Wednesday, March 11, 2009

Fear of a unique path

There are days when I feel like we are on a totally original parenting path. Choosing not to conform to the parenting choices around us seems to mean choosing to blaze a new trail. No, not in the global sense (we are not inventing totally new ways of doing things), but in a local sense. Being the first of the 'real' people we know, the first among our peers to do things differently, has left us feeling like pioneers, and we've experienced the accompanying sense of aloneness.

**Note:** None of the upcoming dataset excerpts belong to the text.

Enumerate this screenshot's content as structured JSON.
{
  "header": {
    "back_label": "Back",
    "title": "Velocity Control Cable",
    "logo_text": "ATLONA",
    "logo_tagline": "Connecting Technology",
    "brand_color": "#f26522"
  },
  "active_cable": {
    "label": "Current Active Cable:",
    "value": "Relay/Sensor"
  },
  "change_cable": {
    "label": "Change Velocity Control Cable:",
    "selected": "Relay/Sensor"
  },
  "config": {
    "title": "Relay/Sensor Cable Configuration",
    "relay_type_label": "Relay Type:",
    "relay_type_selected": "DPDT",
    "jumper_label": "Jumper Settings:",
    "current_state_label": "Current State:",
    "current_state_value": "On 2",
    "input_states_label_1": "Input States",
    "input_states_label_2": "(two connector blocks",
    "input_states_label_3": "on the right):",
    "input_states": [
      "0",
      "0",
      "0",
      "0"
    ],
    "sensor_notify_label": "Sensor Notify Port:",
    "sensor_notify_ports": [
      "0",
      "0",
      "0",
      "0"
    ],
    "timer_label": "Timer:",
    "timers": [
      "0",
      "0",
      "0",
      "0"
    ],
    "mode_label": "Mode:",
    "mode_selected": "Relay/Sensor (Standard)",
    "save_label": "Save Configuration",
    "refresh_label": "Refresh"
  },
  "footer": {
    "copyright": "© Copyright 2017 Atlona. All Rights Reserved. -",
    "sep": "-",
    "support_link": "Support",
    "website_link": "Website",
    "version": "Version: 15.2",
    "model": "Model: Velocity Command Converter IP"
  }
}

I have found that parenting has no autopilot. Every day brings new choices. Even if it is a choice you made yesterday, you have to choose to make the same choice today, or to do it differently. What is more, each choice seems to lead to one camp or another. Once you take the first step in a particular direction, it is hard to know how long to walk that path. Like joining a religious movement or a political party, there is pressure to conform, and I wonder if the "others" will accept us if we don't buy into everything. Can I choose to cloth diaper, but not buy organic? What if I breastfeed, choosing even to nurse past one year, but don't wait for child-led weaning? What if I pick up my son when he cries, never leaving him to sob himself to sleep, but keep him happy in a swing or exersaucer every chance I get? Am I leading a false life if I profess natural parenting, but my home is filled with plastic toys?

Adding to the stress of these external influences, the various schools of thought that make up my internal landscape seem to be at odds with each other as well. Sorting out how to remain true to what I believe, and also parent in a way that is filled with loving kindness, overwhlems me. I feel like a walking oxymoron at times. How can I rectify my respect for leadership and firm moral roots, with my heart's longing for gentle discussion and understanding, and my head's logical assessment of the science behind behaviour? To simplify, how can I belive in both autocracy and democracy, or natural development and behavioural reinforcment, when these things seem to be consistently at odds with one another?

How much easier would it be to just join up with a group and go with the flow? To do everything the same as the majority at church, or in my neighbourhood mom's group, or at my breastfeeding support group, or as the professionals in my workplace... My head is tired from the struggle, from considering things from all the angles, from thinking and thinking about the choices we make for our family, our son.

Is there any way for me to describe sufficiently the longing I have to truly connect with someone in real life? Because of the internet and myriad of published books out there, I am never at a loss to read the words of someone who shares my perspective or passion in any given subject. But message boards and books always leave the speaker at arm's length, only giving such a limited view of that person. Okay, so I know your thoughts on how nuture a child. What about your thoughts on spirituality, nutrition, marriage, work, art, fitness.... and the list goes on and on.

I guess I am afraid of walking a totally unique path, both as a mother, and otherwise. I don't need the whole world to share my perspective on every little thing, but meeting just one other would be nice. My longing for the perfect mentor mom is so pervasive. What a load off of my shoulders it would be to be able to have someone to run to the next time I don't know which way to turn! In my fantasy, she would have just the perfect solution, complete with logical and heartfelt reasons, and it would marry beautifully with the rest of my life. I would leave my meeting with her feeling competent and empowered, knowing just what to do next.

The reality of course, is that my perfect mentor does not exist. Adult life is defined by the struggle, the doubts and regrets, the wondering if you did the right thing, and what you will do next. It is not surprising that these feelings are brought into even sharper relief when undertaking a task as complicated and important as parenting. So we move forward, persistently weaving together our spiritual, moral, intellectual, interpersonal and intuitive knowledges as we come to each fork in the road. May you have God's blessing on the journey.

1 comment:

Chrisy said...

Really enjoyed reading your piece. My children are grown but I loved being a mother...still do...and if I could go back I'd do it much the same...but without the worry....the agonising...with more confidence...more relaxing...more laughter (particularly when all that wellmeaning but demoralising 'advice' was given by others).